Dans le cas de salariés fréquemment absents pour des durées plus ou moins longues, cette nouvelle loi va engendrer différentes périodes de report au titre des différents arrêts maladie, cela suppose pour le chef d’entreprise une gestion rigoureuse pour en assurer à la fois le suivi et l’information des salariés sur leurs droits. Au risque, si le délai de report n’est pas annoncé que ces droits n’expirent jamais.
Au-delà de son coût financier, la loi impose donc aux chefs d’entreprise une nouvelle obligation administrative ?
P. Pierre : C’est pour limiter l’impact financier de la loi et de la jurisprudence que la loi a créé un délai de report. Celui-ci permet à un salarié de prendre ses CP dans un délai de 15 mois à l’issue de la reprise du travail. La loi prévoit que l’employeur doit indiquer ce report à chaque arrêt de travail, et ce quelle que soit la durée. Le législateur ayant vu la charge que cela pouvait représenter pour le chef d’entreprise a précisé que l’information pouvait être donnée par tous les moyens pour marquer le point de départ de ce délai.
Ainsi, le chef d’entreprise peut informer le salarié du nombre de jours qu’il a acquis et qu’il peut reporter et de la fin du délai de 15 mois par courrier ou par mention sur son bulletin de salaire. L’intégrer au bulletin de paie est peut-être le plus efficace mais cela risque d’en complexifier davantage la lecture alors que dans le même temps un projet de loi pour simplifier les bulletins de paie est en cours et que deux compteurs existent déjà sur le bulletin de paie – congés acquis et congés en cours d’acquisition.
En outre, si l’information passe par le bulletin de paie, cela pourrait conduire à différencier les compteurs de CP dont ceux liés à l’arrêt maladie. Si in fine, l’impact financier pour les entreprises sera beaucoup moins lourd que ce que l’on pouvait craindre, c’est donc un formalisme et une contrainte administrative supplémentaire pour les chefs d’entreprise.
Que doivent-ils faire pour se mettre en conformité ?
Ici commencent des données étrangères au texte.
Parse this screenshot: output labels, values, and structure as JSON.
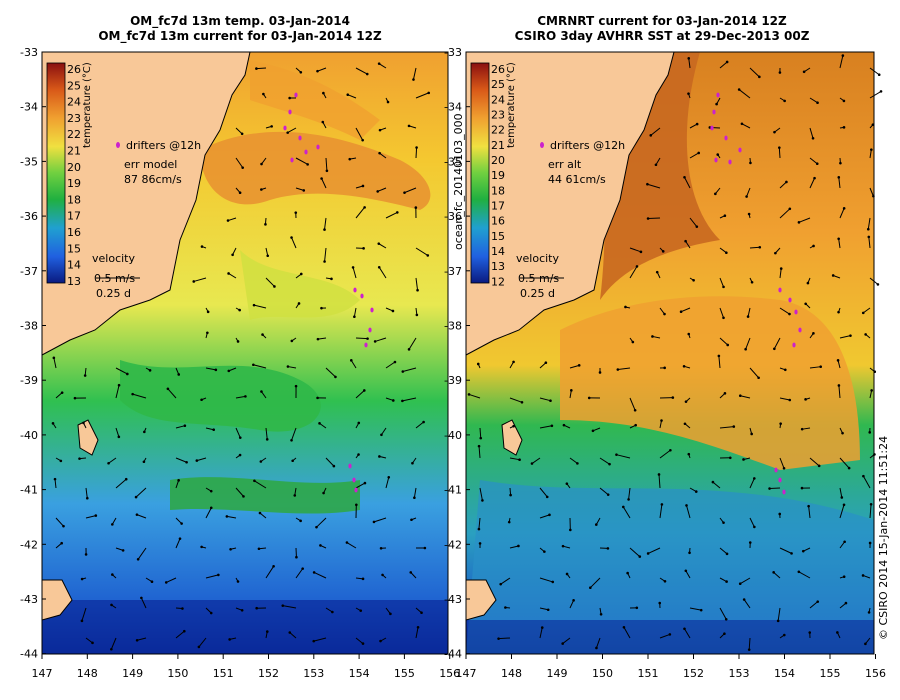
{
  "panels": [
    {
      "title_line1": "OM_fc7d 13m temp. 03-Jan-2014",
      "title_line2": "OM_fc7d 13m current for 03-Jan-2014 12Z",
      "colorbar_ticks": [
        "26",
        "25",
        "24",
        "23",
        "22",
        "21",
        "20",
        "19",
        "18",
        "17",
        "16",
        "15",
        "14",
        "13"
      ],
      "colorbar_label": "temperature (°C)",
      "drifters_label": "drifters @12h",
      "err_label": "err model",
      "err_value": "87 86cm/s",
      "velocity_label": "velocity",
      "velocity_speed": "0.5 m/s",
      "velocity_time": "0.25 d"
    },
    {
      "title_line1": "CMRNRT current for 03-Jan-2014 12Z",
      "title_line2": "CSIRO 3day AVHRR SST at 29-Dec-2013 00Z",
      "colorbar_ticks": [
        "26",
        "25",
        "24",
        "23",
        "22",
        "21",
        "20",
        "19",
        "18",
        "17",
        "16",
        "15",
        "14",
        "13",
        "12"
      ],
      "colorbar_label": "temperature (°C)",
      "drifters_label": "drifters @12h",
      "err_label": "err alt",
      "err_value": "44 61cm/s",
      "velocity_label": "velocity",
      "velocity_speed": "0.5 m/s",
      "velocity_time": "0.25 d"
    }
  ],
  "lat_ticks": [
    "-33",
    "-34",
    "-35",
    "-36",
    "-37",
    "-38",
    "-39",
    "-40",
    "-41",
    "-42",
    "-43",
    "-44"
  ],
  "lon_ticks": [
    "147",
    "148",
    "149",
    "150",
    "151",
    "152",
    "153",
    "154",
    "155",
    "156"
  ],
  "side_label": "ocean_fc_20140103_000",
  "credit": "© CSIRO 2014  15-Jan-2014 11:51:24",
  "colors": {
    "land": "#f8c898",
    "cold": "#0a2a9a",
    "cool": "#2e8ce8",
    "mid": "#28b84a",
    "warm": "#f0e040",
    "hot": "#e07818",
    "drifter": "#cc22cc"
  }
}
P. Pierre : Il est indispensable que les chefs d’entreprise intègrent et appréhendent ces nouvelles règles pour bien comprendre les tenants et les aboutissants de cette loi qui aborde des points très techniques. Pour se familiariser avec ces règles et être en mesure de les expliquer aux salariés –nombre d’entre eux sont dans l’attente de récupérer leurs congés–, ils peuvent se faire accompagner par des prestataires de paie.
Pour l’heure, nous attendons encore des précisions car le texte est incomplet. Si la loi permet de faire en sorte que le risque financier soit moins élevé pour l’employeur, celui-ci doit néanmoins faire preuve de rigueur dans la gestion des CP et des arrêts maladie. Il revient aux entreprises de s’interroger sur le meilleur moyen pour elles d’assurer ce suivi, via des logiciels de paie, des outils de SIRH (pour envoyer des notifications automatiques au salarié dès qu’il reprend le travail) ou un suivi manuel.
Se pose également la question de la gestion de la rétroactivité de ces congés : les employeurs ont-ils intérêt à prendre les devants et à anticiper et calculer les droits potentiels des salariés ou bien à attendre des réclamations de leur part ? Dit autrement, ont-ils intérêt à être pro-actif sur le sujet ou à attendre que les salariés agissent en contentieux ? Sachant que ces derniers disposent d’un délai de 2 ans à compter de la publication de la loi pour faire valoir leurs droits. Tout dépend du climat social qui règne au sein de l’entreprise et du nombre de cas concernés estimé.
Quoi qu’il en soit, les entreprises doivent pouvoir quantifier le risque et ont intérêt à dresser un état des lieux des congés à régulariser sur les années antérieures. Pour les salariés ayant quitté l’entreprise, le délai classique de prescription de 3 ans à compter de la publication de la loi semble devoir s’appliquer.